I normally put the ooth in a ten or five gallon tank or a net cage. Incubate the ooth at room temperature and mist the enclosure every other day. Or you can add some substrate in the bottom like spaghnum moss and keep that moist instead. In a few weeks the ooth should hatch. I keep these together until about L2 or L3. You can seperate them but it's a big hassle and many of them will die regardless of what you do.


----------



## DeadInTheBasement (May 8, 2006)

i dont understand this L2 and L3 stuff please explain


----------



## Yosei (May 8, 2006)

I think it means when they have completed their 2nd to 3rd shed or molt that they should be separated.
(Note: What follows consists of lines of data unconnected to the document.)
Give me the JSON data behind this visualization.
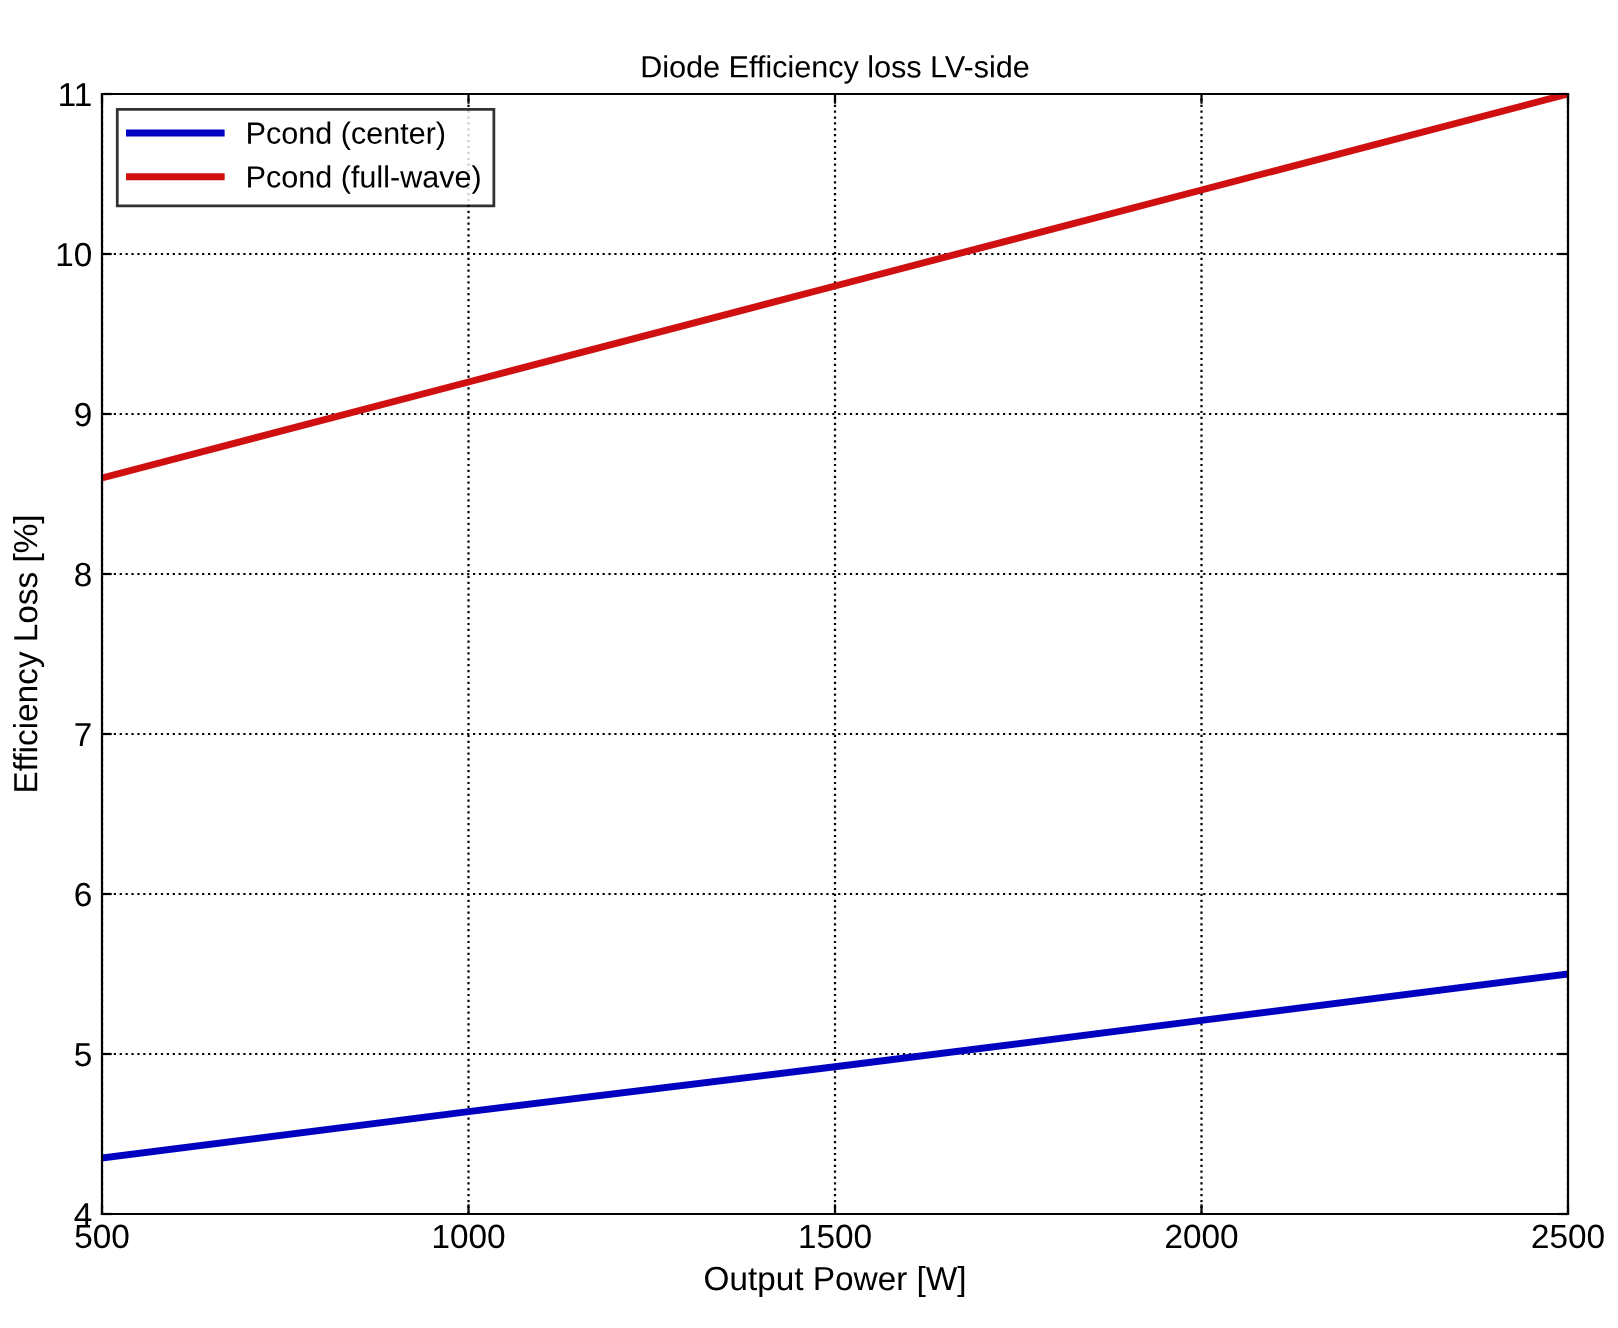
{
  "chart_data": {
    "type": "line",
    "title": "Diode Efficiency loss LV-side",
    "xlabel": "Output Power [W]",
    "ylabel": "Efficiency Loss [%]",
    "x": [
      500,
      1000,
      1500,
      2000,
      2500
    ],
    "series": [
      {
        "name": "Pcond (center)",
        "color": "#0000c0",
        "values": [
          4.35,
          4.64,
          4.92,
          5.21,
          5.5
        ]
      },
      {
        "name": "Pcond (full-wave)",
        "color": "#d01010",
        "values": [
          8.6,
          9.2,
          9.8,
          10.4,
          11.0
        ]
      }
    ],
    "xlim": [
      500,
      2500
    ],
    "xticks": [
      500,
      1000,
      1500,
      2000,
      2500
    ],
    "ylim": [
      4,
      11
    ],
    "yticks": [
      4,
      5,
      6,
      7,
      8,
      9,
      10,
      11
    ],
    "grid": true,
    "legend": "top left",
    "line_style": "solid",
    "marker": "none"
  }
}
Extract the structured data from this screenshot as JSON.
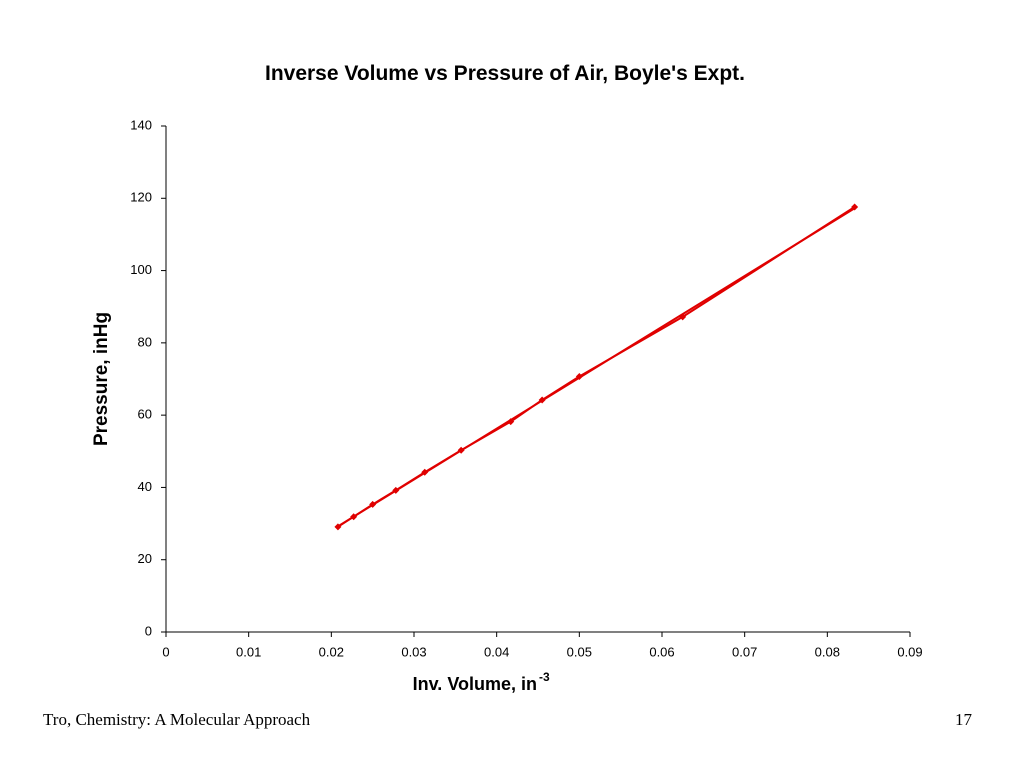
{
  "chart_data": {
    "type": "scatter",
    "title": "Inverse Volume vs Pressure of Air, Boyle's Expt.",
    "xlabel": "Inv. Volume, in",
    "xlabel_sup": "-3",
    "ylabel": "Pressure, inHg",
    "series": [
      {
        "name": "Pressure",
        "color": "#e00000",
        "x": [
          0.0208,
          0.0227,
          0.025,
          0.0278,
          0.0313,
          0.0357,
          0.0417,
          0.0455,
          0.05,
          0.0625,
          0.0833
        ],
        "values": [
          29.1,
          31.9,
          35.3,
          39.2,
          44.2,
          50.3,
          58.2,
          64.2,
          70.7,
          87.2,
          117.6
        ]
      }
    ],
    "trendline": true,
    "xlim": [
      0,
      0.09
    ],
    "xticks": [
      0,
      0.01,
      0.02,
      0.03,
      0.04,
      0.05,
      0.06,
      0.07,
      0.08,
      0.09
    ],
    "ylim": [
      0,
      140
    ],
    "yticks": [
      0,
      20,
      40,
      60,
      80,
      100,
      120,
      140
    ],
    "grid": false
  },
  "footer": {
    "source": "Tro, Chemistry: A Molecular Approach",
    "page": "17"
  }
}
Yeah, I had huge die-offs within the first week of them hatching, about like 1/4 - 1/2 of them died and cannibalism set in pretty early too.


----------



## rlechols (May 8, 2006)

When mantis nymphs hatch, they are L1, or first instar. When they shed or molt, then they become L2 nymphs. They continue to shed every few weeks until adulthood (usually about 7 molts). Many die before they reach L3, so keeping them together until then is okay. Then separate them to prevent deaths due to cannibalism. Good luck!


----------



## 13ollox (May 9, 2006)

There is no such thing As L1 Nymphs ! They Start At L2 ! Well thats what ive been lead to believe ! I duno why they not called L1 . im sure Ian Will shed some light on this !

Neil


----------



## Sheldon Johnson (May 9, 2006)

Basically some people call nymphs that have just hatched L1, because they have just hatched others say that they have developed from a egg form to nymph state, thus when they hatch they are at L2.

Now scientifically L2 upon hatching makes sense, since it has already completed 1 stage of development. However L1 for hatchlings from a sellers stand point makes great sense, sicne there can be no confusion; L1 = hatching, whislt L2 depends on the breeders view, thus causing confusion.

Simply put if we are going to call the hatchlings L1 (which i belevie is scientifically incorrect, but i do it anyway...) then we ALL need to do it. If we are going to call hatchlings L2, we need to make sure people understand, and it becomes a standard throughout the community.


----------



## Isis (May 10, 2006)

I think L1 is better. In the matter of fact none is scientificly correct- I haven't read any scientific article in which one would refer to a larvae as a 'L1,L2 etc.'

For breeders purpose beginning from L1 makes more sense- you know whether the nymph is a hatchling or a grownup.

Ps. The thing to call a hatchling L2 is not because it is the second stage of development from egg, but because a nymph has already molted. (just after hatching mantids do shed) and that's the phylosophy....


----------



## yen_saw (May 10, 2006)

L2 as "first" instar just doesn't make sense.


----------



## DrM (May 22, 2006)

> Im sure Ian Will shed some light on this !Neil


ANyone else find this statement funny?.....LOL....SHED??.....some light on the shedding stages?!? Okay.......I'll just move along.....


----------



## Rick (May 22, 2006)

> There is no such thing As L1 Nymphs ! They Start At L2 ! Well thats what ive been lead to believe ! I duno why they not called L1 . im sure Ian Will shed some light on this !Neil


I'll go ahead and shed the light on it now. Newborn nymphs are L1.


----------